HESTA Super Freeze To Affect Over 1 Million Australians Until June

More than 1 million Australians with the superannuation fund HESTA will be unable to access or move their retirement savings until June due to a planned system outage.
The freeze stems from the fund's decision to switch its administration provider, a move first flagged to members in February.
HESTA is transferring its member account services to a new platform managed by GROW Inc., prompting what it describes as a necessary suspension of services, reported ABC.
Despite the advance notice, consumer advocates are warning that many members may be caught off guard by the extent of the disruption.
A HESTA spokesperson confirmed that income stream payments due in April or May would be paid early, with regular payments expected to resume by mid-May. Only urgent payments will be considered during the outage, and lump sum payments of up to 80% of account balances may be processed in some cases.

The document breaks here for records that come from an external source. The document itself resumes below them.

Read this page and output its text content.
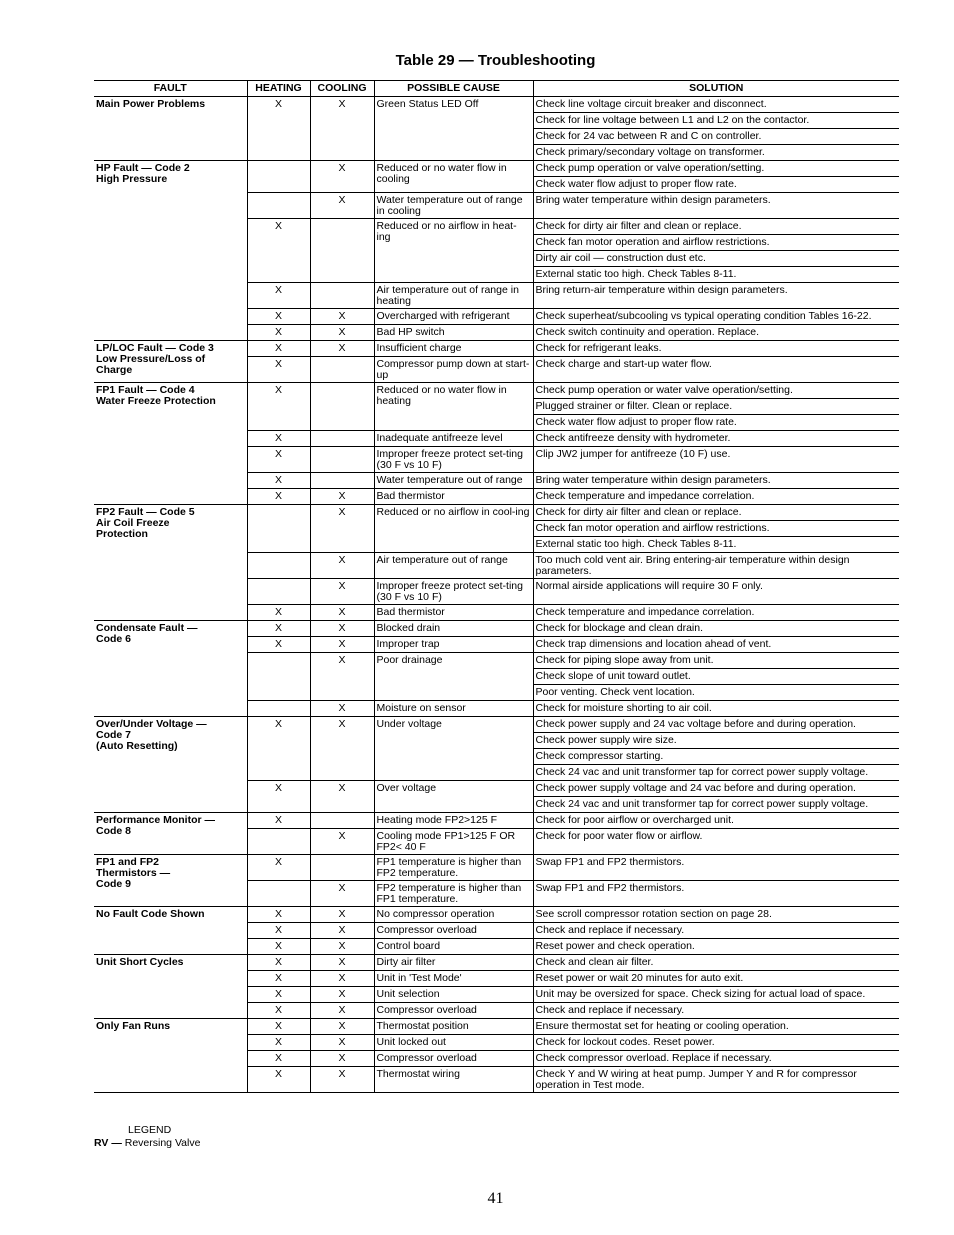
Table 29 — Troubleshooting
FAULT	HEATING	COOLING	POSSIBLE CAUSE	SOLUTION
Main Power Problems	X	X	Green Status LED Off	Check line voltage circuit breaker and disconnect.
				Check for line voltage between L1 and L2 on the contactor.
				Check for 24 vac between R and C on controller.
				Check primary/secondary voltage on transformer.
HP Fault — Code 2
High Pressure		X	Reduced or no water flow in cooling	Check pump operation or valve operation/setting.
				Check water flow adjust to proper flow rate.
		X	Water temperature out of range in cooling	Bring water temperature within design parameters.
	X		Reduced or no airflow in heat-ing	Check for dirty air filter and clean or replace.
				Check fan motor operation and airflow restrictions.
				Dirty air coil — construction dust etc.
				External static too high. Check Tables 8-11.
	X		Air temperature out of range in heating	Bring return-air temperature within design parameters.
	X	X	Overcharged with refrigerant	Check superheat/subcooling vs typical operating condition Tables 16-22.
	X	X	Bad HP switch	Check switch continuity and operation. Replace.
LP/LOC Fault — Code 3
Low Pressure/Loss of
Charge	X	X	Insufficient charge	Check for refrigerant leaks.
	X		Compressor pump down at start-up	Check charge and start-up water flow.
FP1 Fault — Code 4
Water Freeze Protection	X		Reduced or no water flow in heating	Check pump operation or water valve operation/setting.
				Plugged strainer or filter. Clean or replace.
				Check water flow adjust to proper flow rate.
	X		Inadequate antifreeze level	Check antifreeze density with hydrometer.
	X		Improper freeze protect set-ting (30 F vs 10 F)	Clip JW2 jumper for antifreeze (10 F) use.
	X		Water temperature out of range	Bring water temperature within design parameters.
	X	X	Bad thermistor	Check temperature and impedance correlation.
FP2 Fault — Code 5
Air Coil Freeze
Protection		X	Reduced or no airflow in cool-ing	Check for dirty air filter and clean or replace.
				Check fan motor operation and airflow restrictions.
				External static too high. Check Tables 8-11.
		X	Air temperature out of range	Too much cold vent air. Bring entering-air temperature within design parameters.
		X	Improper freeze protect set-ting (30 F vs 10 F)	Normal airside applications will require 30 F only.
	X	X	Bad thermistor	Check temperature and impedance correlation.
Condensate Fault —
Code 6	X	X	Blocked drain	Check for blockage and clean drain.
	X	X	Improper trap	Check trap dimensions and location ahead of vent.
		X	Poor drainage	Check for piping slope away from unit.
				Check slope of unit toward outlet.
				Poor venting. Check vent location.
		X	Moisture on sensor	Check for moisture shorting to air coil.
Over/Under Voltage —
Code 7
(Auto Resetting)	X	X	Under voltage	Check power supply and 24 vac voltage before and during operation.
				Check power supply wire size.
				Check compressor starting.
				Check 24 vac and unit transformer tap for correct power supply voltage.
	X	X	Over voltage	Check power supply voltage and 24 vac before and during operation.
				Check 24 vac and unit transformer tap for correct power supply voltage.
Performance Monitor —
Code 8	X		Heating mode FP2>125 F	Check for poor airflow or overcharged unit.
		X	Cooling mode FP1>125 F OR FP2< 40 F	Check for poor water flow or airflow.
FP1 and FP2
Thermistors —
Code 9	X		FP1 temperature is higher than FP2 temperature.	Swap FP1 and FP2 thermistors.
		X	FP2 temperature is higher than FP1 temperature.	Swap FP1 and FP2 thermistors.
No Fault Code Shown	X	X	No compressor operation	See scroll compressor rotation section on page 28.
	X	X	Compressor overload	Check and replace if necessary.
	X	X	Control board	Reset power and check operation.
Unit Short Cycles	X	X	Dirty air filter	Check and clean air filter.
	X	X	Unit in 'Test Mode'	Reset power or wait 20 minutes for auto exit.
	X	X	Unit selection	Unit may be oversized for space. Check sizing for actual load of space.
	X	X	Compressor overload	Check and replace if necessary.
Only Fan Runs	X	X	Thermostat position	Ensure thermostat set for heating or cooling operation.
	X	X	Unit locked out	Check for lockout codes. Reset power.
	X	X	Compressor overload	Check compressor overload. Replace if necessary.
	X	X	Thermostat wiring	Check Y and W wiring at heat pump. Jumper Y and R for compressor operation in Test mode.
LEGEND
RV — Reversing Valve
41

According to HESTA's website, insurance claims related to death, terminal illness, total and permanent disability, and income protection will not be processed unless already underway before the outage began.
Largest tech overhaul in HESTA's history
HESTA, which manages AU$88 billion for 1.05 million Australians, has temporarily suspended access to most of its online and account services. Members are unable to make super contributions, investment switches, withdrawals, or insurance claims until the system resumes full functionality in June.

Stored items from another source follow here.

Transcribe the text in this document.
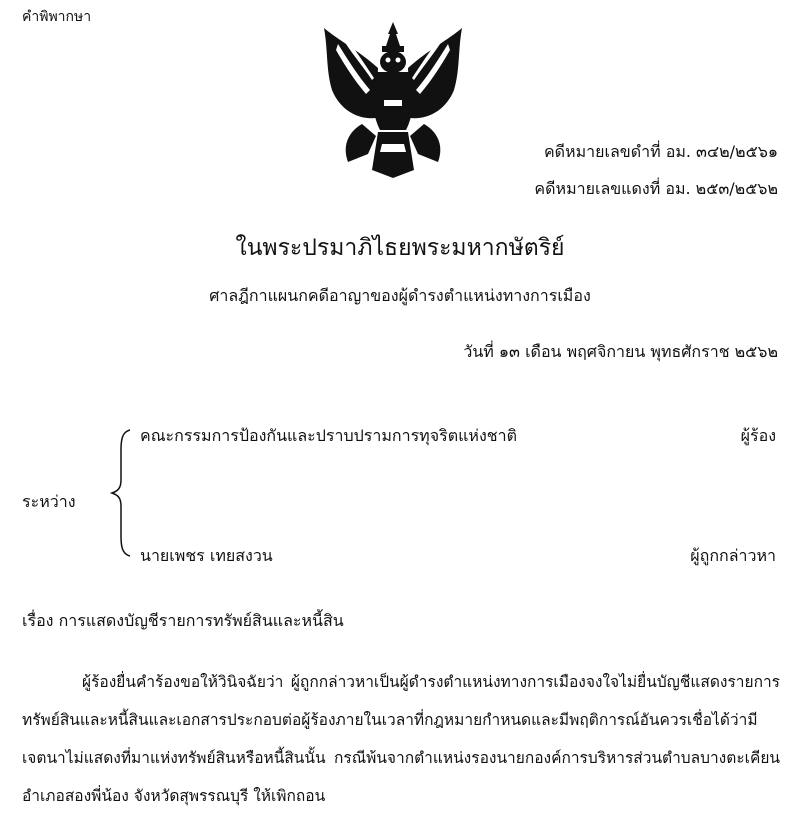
คำพิพากษา
คดีหมายเลขดำที่ อม. ๓๔๒/๒๕๖๑
คดีหมายเลขแดงที่ อม. ๒๕๓/๒๕๖๒
ในพระปรมาภิไธยพระมหากษัตริย์
ศาลฎีกาแผนกคดีอาญาของผู้ดำรงตำแหน่งทางการเมือง
วันที่ ๑๓ เดือน พฤศจิกายน พุทธศักราช ๒๕๖๒
คณะกรรมการป้องกันและปราบปรามการทุจริตแห่งชาติ	ผู้ร้อง
ระหว่าง
นายเพชร เทยสงวน	ผู้ถูกกล่าวหา
เรื่อง การแสดงบัญชีรายการทรัพย์สินและหนี้สิน
ผู้ร้องยื่นคำร้องขอให้วินิจฉัยว่า ผู้ถูกกล่าวหาเป็นผู้ดำรงตำแหน่งทางการเมืองจงใจไม่ยื่นบัญชีแสดงรายการทรัพย์สินและหนี้สินและเอกสารประกอบต่อผู้ร้องภายในเวลาที่กฎหมายกำหนดและมีพฤติการณ์อันควรเชื่อได้ว่ามีเจตนาไม่แสดงที่มาแห่งทรัพย์สินหรือหนี้สินนั้น กรณีพ้นจากตำแหน่งรองนายกองค์การบริหารส่วนตำบลบางตะเคียน อำเภอสองพี่น้อง จังหวัดสุพรรณบุรี ให้เพิกถอน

HESTA Chief Executive Debby Blakey announced the transition in late February, calling it "the largest technology project in HESTA's 38-year history." The overhaul aims to improve member services in the long term, but in the short term, it has resulted in significant access limitations.

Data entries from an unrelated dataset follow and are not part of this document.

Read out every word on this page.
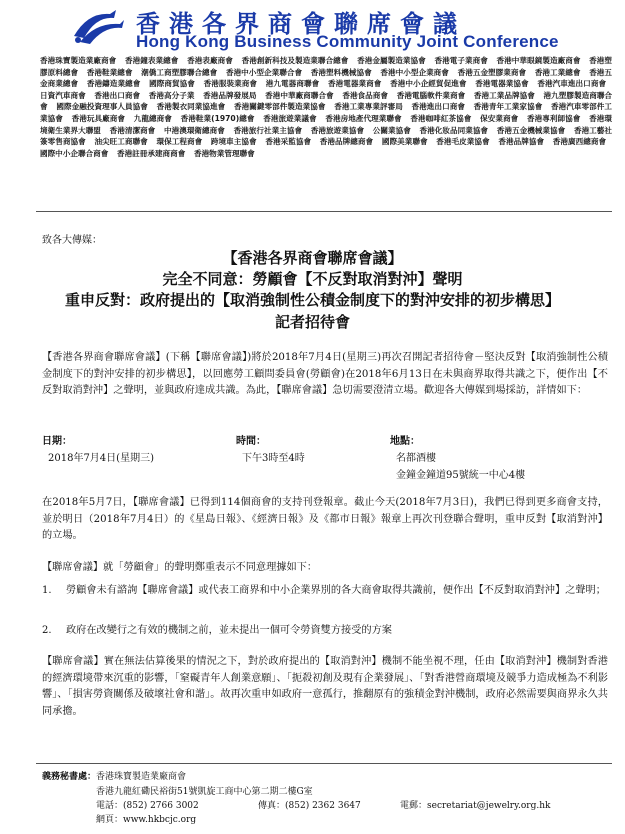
香港各界商會聯席會議
Hong Kong Business Community Joint Conference
香港珠寶製造業廠商會 香港鐘表業總會 香港表廠商會 香港創新科技及製造業聯合總會 香港金屬製造業協會 香港電子業商會 香港中華眼鏡製造廠商會 香港塑膠原料總會 香港鞋業總會 潮僑工商塑膠聯合總會 香港中小型企業聯合會 香港塑料機械協會 香港中小型企業商會 香港五金塑膠業商會 香港工業總會 香港五金商業總會 香港鑄造業總會 國際商貿協會 香港服裝業商會 港九電器商聯會 香港電器業商會 香港中小企經貿促進會 香港電器業協會 香港汽車進出口商會 日資汽車商會 香港出口商會 香港高分子業 香港品牌發展局 香港中華廠商聯合會 香港食品商會 香港電腦軟件業商會 香港工業品牌協會 港九塑膠製造商聯合會 國際金融投資理事人員協會 香港製衣同業協進會 香港關鍵零部件製造業協會 香港工業專業評審局 香港進出口商會 香港青年工業家協會 香港汽車零部件工業協會 香港玩具廠商會 九龍總商會 香港鞋業(1970)總會 香港旅遊業議會 香港房地產代理業聯會 香港咖啡紅茶協會 保安業商會 香港專利師協會 香港環境衛生業界大聯盟 香港清潔商會 中港澳環衛總商會 香港旅行社業主協會 香港旅遊業協會 公關業協會 香港化妝品同業協會 香港五金機械業協會 香港工藝社簽零售商協會 油尖旺工商聯會 環保工程商會 跨境車主協會 香港采監協會 香港品牌總商會 國際美業聯會 香港毛皮業協會 香港品牌協會 香港廣西總商會 國際中小企聯合商會 香港註冊承建商商會 香港物業管理聯會
致各大傳媒：
【香港各界商會聯席會議】
完全不同意：勞顧會【不反對取消對沖】聲明
重申反對：政府提出的【取消強制性公積金制度下的對沖安排的初步構思】
記者招待會
【香港各界商會聯席會議】(下稱【聯席會議】)將於2018年7月4日(星期三)再次召開記者招待會－堅決反對【取消強制性公積金制度下的對沖安排的初步構思】，以回應勞工顧問委員會(勞顧會)在2018年6月13日在未與商界取得共識之下，便作出【不反對取消對沖】之聲明，並與政府達成共識。為此，【聯席會議】急切需要澄清立場。歡迎各大傳媒到場採訪，詳情如下：
日期：
2018年7月4日(星期三)
時間：
下午3時至4時
地點：
名都酒樓
金鐘金鐘道95號統一中心4樓
在2018年5月7日，【聯席會議】已得到114個商會的支持刊登報章。截止今天(2018年7月3日)，我們已得到更多商會支持，並於明日（2018年7月4日）的《星島日報》、《經濟日報》及《都市日報》報章上再次刊登聯合聲明，重申反對【取消對沖】的立場。
【聯席會議】就「勞顧會」的聲明鄭重表示不同意理據如下：
1. 勞顧會未有諮詢【聯席會議】或代表工商界和中小企業界別的各大商會取得共識前，便作出【不反對取消對沖】之聲明；
2. 政府在改變行之有效的機制之前，並未提出一個可令勞資雙方接受的方案
【聯席會議】實在無法估算後果的情況之下，對於政府提出的【取消對沖】機制不能坐視不理，任由【取消對沖】機制對香港的經濟環境帶來沉重的影響，「窒礙青年人創業意願」、「扼殺初創及現有企業發展」、「對香港營商環境及競爭力造成極為不利影響」、「損害勞資關係及破壞社會和諧」。故再次重申如政府一意孤行，推翻原有的強積金對沖機制，政府必然需要與商界永久共同承擔。
義務秘書處：香港珠寶製造業廠商會
香港九龍紅磡民裕街51號凱旋工商中心第二期二樓G室
電話：(852) 2766 3002	傳真：(852) 2362 3647	電郵：secretariat@jewelry.org.hk
網頁：www.hkbcjc.org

Cyber threats and digital safeguards
The freeze comes at a time of heightened concern over cybersecurity in the superannuation sector. Recent cyber attacks, including one targeting AustralianSuper, have put members on edge.
Xavier O'Halloran, Director at Super Consumers Australia, said that while the upgrade was intended to benefit members, many feel vulnerable amid growing threats and market instability.
"People are rightly worried," O'Halloran said, referencing the combination of cyber incidents and recent stock market volatility triggered by tariff news.
He also criticized what he views as an underinvestment in services, saying the delays highlighted a "lack of strategic vision" within the superannuation industry, adding that funds must remember their core purpose is to deliver quality customer service.
"There's been information on their website and the media release, but I think where consumers are likely to be let down here is that we know superannuation funds often fail to keep up-to-date contact information on their members," O'Halloran said.
In March, the Australian Securities and Investments Commission criticized the superannuation industry for poor handling of death benefit payouts.
Earlier this month, suspected cyberattacks targeted several super funds, with members of one fund collectively losing AU$500,000 in retirement savings.
The Financial Services Council, the peak body for the industry, has recommended that multi-factor authentication be mandated across all superannuation companies by July 2026.